Cette absence n'était en rien imputable à un quelconque désintérêt de sa part. Depuis quelques années, Brière a consacré presque tout son temps et son énergie au théâtre. Son horaire de travail sur les planches, coulé dans le ciment jusqu'en janvier 2014, lui laissait peu de latitude pour accepter les offres du grand écran.
«C'est un cadeau inouï. Ça répondait à tellement de besoins, explique-t-il. Je n'ai pas eu de rôle au cinéma depuis La grande séduction [en 2003], seulement des caméos, mais rien pour vraiment assouvir mon envie de tourner.»
Qui plus est, ce retour s'effectue devant la caméra d'Émile Gaudreault, le même qui avait signé le scénario de sa première expérience cinématographique, Louis 19 : roi des ondes, il y a 17 ans, où il incarnait le rôle d'un caméraman filmant nuit et jour le quotidien de Martin Drainville.
Le sens de l'humour lui permet de jouer pour la première fois avec Louis-José Houde et Michel Côté. «Louis-José est tellement tripant, fin, simple. Quant à Michel, avec qui j'ai tourné quelques épisodes de La petite vie, on se disait toujours que ce serait agréable de faire un jour quelque chose ensemble.»
Une bonne pâte
De son personnage de l'humoriste Marco, le comédien en parle comme d'une «bonne pâte», qui cherche à soutenir tout le monde. Au premier rang, sa femme en burn-out (Sonia Vachon) et son méfiant comparse de bars, Luc (Houde). «Des deux, c'est lui qui connaît le plus de succès, malgré son humour bon enfant, un peu mononcle...»

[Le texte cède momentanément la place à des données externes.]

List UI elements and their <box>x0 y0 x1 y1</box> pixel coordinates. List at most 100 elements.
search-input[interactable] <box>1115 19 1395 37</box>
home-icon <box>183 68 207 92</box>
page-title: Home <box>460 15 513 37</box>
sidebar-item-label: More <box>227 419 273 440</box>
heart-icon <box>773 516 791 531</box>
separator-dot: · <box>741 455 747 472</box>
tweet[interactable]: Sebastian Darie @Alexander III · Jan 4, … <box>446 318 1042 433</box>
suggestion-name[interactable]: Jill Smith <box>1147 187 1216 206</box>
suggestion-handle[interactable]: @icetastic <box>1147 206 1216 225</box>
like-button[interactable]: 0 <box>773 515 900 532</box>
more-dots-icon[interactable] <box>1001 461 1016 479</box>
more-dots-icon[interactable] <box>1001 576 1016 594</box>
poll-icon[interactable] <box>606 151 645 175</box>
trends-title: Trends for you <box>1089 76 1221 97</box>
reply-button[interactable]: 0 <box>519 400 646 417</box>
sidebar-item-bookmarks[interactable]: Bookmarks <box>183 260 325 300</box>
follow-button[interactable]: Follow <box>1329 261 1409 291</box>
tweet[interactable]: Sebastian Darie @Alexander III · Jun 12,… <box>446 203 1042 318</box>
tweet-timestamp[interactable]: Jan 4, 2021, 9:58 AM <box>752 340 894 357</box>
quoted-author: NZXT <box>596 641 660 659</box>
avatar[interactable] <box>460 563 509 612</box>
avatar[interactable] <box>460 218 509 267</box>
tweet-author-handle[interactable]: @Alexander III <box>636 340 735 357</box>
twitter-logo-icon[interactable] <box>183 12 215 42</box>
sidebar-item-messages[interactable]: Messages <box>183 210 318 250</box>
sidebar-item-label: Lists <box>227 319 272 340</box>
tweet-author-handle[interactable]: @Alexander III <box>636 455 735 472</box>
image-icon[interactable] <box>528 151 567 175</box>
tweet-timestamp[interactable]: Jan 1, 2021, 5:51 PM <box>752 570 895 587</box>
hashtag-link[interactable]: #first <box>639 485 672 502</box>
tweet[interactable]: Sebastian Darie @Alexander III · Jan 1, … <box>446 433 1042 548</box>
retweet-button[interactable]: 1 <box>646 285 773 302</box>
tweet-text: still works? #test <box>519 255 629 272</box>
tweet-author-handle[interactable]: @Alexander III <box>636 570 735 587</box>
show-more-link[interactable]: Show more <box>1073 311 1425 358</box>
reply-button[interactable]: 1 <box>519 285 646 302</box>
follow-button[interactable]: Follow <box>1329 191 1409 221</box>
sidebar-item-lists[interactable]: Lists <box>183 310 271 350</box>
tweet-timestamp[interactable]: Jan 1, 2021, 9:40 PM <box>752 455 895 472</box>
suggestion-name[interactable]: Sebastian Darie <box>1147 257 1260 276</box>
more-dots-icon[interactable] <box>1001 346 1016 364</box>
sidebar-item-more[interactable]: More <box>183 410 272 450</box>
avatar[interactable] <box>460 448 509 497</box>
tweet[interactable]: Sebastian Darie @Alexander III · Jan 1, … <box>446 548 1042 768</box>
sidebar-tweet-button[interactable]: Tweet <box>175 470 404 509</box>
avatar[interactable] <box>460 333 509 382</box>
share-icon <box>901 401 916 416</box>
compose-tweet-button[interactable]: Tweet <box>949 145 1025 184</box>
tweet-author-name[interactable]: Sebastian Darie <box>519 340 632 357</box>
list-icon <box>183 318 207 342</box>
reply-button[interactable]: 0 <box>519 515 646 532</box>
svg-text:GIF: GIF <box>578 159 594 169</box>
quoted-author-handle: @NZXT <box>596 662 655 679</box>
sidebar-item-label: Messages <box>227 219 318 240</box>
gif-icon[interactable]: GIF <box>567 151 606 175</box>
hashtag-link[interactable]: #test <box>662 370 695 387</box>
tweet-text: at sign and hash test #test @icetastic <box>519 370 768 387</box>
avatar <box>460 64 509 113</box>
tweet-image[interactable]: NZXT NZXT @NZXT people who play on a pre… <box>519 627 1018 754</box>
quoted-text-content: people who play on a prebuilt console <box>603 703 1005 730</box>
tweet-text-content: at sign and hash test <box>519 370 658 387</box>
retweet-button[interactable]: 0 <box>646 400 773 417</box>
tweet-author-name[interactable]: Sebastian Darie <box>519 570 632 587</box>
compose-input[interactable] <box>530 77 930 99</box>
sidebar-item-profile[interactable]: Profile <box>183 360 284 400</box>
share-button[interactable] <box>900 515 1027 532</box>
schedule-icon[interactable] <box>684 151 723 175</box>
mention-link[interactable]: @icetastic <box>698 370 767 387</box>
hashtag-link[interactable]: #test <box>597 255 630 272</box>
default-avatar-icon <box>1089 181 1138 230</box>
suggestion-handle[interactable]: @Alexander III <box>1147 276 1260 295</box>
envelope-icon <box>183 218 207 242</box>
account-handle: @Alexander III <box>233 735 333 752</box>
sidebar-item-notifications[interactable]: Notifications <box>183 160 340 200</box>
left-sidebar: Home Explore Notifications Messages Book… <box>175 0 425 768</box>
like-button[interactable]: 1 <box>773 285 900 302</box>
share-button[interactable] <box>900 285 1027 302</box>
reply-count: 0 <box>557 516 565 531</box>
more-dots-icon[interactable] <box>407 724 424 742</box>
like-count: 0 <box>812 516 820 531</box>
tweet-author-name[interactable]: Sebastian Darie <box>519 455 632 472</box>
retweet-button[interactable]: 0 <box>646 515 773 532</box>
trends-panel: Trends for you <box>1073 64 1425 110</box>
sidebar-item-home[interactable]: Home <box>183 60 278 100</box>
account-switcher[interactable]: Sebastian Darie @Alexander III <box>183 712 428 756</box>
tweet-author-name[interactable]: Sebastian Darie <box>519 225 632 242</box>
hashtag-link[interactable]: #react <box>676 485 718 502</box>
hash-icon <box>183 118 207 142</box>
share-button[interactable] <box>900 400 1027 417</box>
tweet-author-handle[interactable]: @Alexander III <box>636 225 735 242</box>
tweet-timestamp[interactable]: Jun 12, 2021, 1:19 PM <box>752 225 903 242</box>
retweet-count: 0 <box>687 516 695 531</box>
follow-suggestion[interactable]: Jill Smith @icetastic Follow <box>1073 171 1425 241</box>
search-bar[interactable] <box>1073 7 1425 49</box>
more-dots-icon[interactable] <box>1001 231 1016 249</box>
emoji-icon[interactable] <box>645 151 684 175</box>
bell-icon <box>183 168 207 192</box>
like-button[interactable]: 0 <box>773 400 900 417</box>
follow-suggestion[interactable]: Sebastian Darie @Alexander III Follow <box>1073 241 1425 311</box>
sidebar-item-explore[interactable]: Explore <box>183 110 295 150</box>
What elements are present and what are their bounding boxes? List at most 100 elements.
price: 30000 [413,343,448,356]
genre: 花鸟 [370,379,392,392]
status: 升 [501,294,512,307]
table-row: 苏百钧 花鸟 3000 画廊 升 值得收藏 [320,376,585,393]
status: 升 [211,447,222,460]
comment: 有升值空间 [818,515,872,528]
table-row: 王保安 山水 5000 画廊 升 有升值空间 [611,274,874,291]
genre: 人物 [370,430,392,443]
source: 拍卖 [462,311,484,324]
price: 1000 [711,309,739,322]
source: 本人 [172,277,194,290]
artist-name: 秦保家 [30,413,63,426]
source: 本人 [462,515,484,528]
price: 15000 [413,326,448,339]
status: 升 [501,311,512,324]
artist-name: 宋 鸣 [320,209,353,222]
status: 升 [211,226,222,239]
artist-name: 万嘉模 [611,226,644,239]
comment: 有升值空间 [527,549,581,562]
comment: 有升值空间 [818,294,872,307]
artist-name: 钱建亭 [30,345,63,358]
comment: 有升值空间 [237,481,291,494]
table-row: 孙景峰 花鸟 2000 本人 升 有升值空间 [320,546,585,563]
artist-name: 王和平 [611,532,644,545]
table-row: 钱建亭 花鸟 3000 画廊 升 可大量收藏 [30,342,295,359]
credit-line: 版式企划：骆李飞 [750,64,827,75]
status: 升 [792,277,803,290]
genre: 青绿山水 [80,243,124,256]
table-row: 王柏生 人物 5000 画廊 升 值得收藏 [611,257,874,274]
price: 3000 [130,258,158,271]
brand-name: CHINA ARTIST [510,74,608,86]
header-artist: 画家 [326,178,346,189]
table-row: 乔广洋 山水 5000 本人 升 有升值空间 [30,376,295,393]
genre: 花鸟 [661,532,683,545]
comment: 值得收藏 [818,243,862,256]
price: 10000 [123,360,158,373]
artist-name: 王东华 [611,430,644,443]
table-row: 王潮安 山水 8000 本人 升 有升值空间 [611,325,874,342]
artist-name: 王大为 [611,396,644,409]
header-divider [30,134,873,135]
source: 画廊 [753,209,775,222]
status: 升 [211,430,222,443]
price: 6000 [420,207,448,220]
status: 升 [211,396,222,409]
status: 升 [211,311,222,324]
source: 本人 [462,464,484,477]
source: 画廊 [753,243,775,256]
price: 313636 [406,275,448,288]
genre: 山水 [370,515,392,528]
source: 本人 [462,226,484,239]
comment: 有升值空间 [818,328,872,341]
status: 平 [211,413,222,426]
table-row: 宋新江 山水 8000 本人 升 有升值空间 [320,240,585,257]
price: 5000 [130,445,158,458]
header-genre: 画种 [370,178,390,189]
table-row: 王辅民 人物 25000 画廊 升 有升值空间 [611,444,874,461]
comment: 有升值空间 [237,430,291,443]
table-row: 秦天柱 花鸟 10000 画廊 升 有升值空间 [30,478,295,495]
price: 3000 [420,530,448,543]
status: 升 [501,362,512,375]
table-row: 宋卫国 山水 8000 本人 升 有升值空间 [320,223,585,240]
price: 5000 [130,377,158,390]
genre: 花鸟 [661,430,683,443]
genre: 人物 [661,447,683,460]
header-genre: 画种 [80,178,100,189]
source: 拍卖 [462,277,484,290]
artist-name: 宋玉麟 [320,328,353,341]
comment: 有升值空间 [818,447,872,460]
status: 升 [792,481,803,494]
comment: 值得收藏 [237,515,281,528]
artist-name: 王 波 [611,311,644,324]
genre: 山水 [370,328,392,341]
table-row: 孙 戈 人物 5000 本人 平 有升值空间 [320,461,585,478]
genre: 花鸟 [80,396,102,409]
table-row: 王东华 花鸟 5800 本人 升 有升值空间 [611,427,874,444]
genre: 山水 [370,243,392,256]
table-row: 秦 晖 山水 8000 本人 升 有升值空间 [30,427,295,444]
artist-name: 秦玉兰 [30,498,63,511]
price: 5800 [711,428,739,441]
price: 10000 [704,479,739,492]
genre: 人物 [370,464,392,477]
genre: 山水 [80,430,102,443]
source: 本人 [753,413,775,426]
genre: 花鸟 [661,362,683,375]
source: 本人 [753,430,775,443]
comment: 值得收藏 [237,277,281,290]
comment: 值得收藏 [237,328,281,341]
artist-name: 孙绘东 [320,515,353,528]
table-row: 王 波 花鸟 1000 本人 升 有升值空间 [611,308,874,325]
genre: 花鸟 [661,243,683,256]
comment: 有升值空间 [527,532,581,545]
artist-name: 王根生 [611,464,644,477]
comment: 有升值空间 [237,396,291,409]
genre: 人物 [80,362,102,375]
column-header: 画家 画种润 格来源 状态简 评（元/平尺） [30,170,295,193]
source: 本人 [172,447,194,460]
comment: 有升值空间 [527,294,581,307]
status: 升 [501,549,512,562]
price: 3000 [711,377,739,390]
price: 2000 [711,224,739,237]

«J'ai adoré l'intelligence du texte et la critique de l'humour. Il n'y a pas une môsusse de scène où je n'ai pas une bonne idée à livrer. Rien n'a été laissé au hasard. Il y avait un souci de tous les instants d'aller au fond des choses. On a repris et repris des scènes pour raffiner le rythme, le ton, l'angle. La quantité de pédoche [pellicule] qui est allée aux poubelles...»
Son sens de l'humour, Benoît Brière dit le tenir de sa mère. «Elle et sa famille, c'est drôle ce monde-là... Ma mère était une experte en autodérision. Elle était capable de mettre tout le monde en boîte. La tirade du nez de Cyrano, c'est elle.
«Le sens de l'humour, c'est inné, poursuit-il. Tu l'as ou tu l'as pas. De grands théoriciens se sont penchés sur le sujet. Il y a eu la commedia dell'arte, Feydeau et les autres, mais bien malin celui qui peut dire comment ça fonctionne.»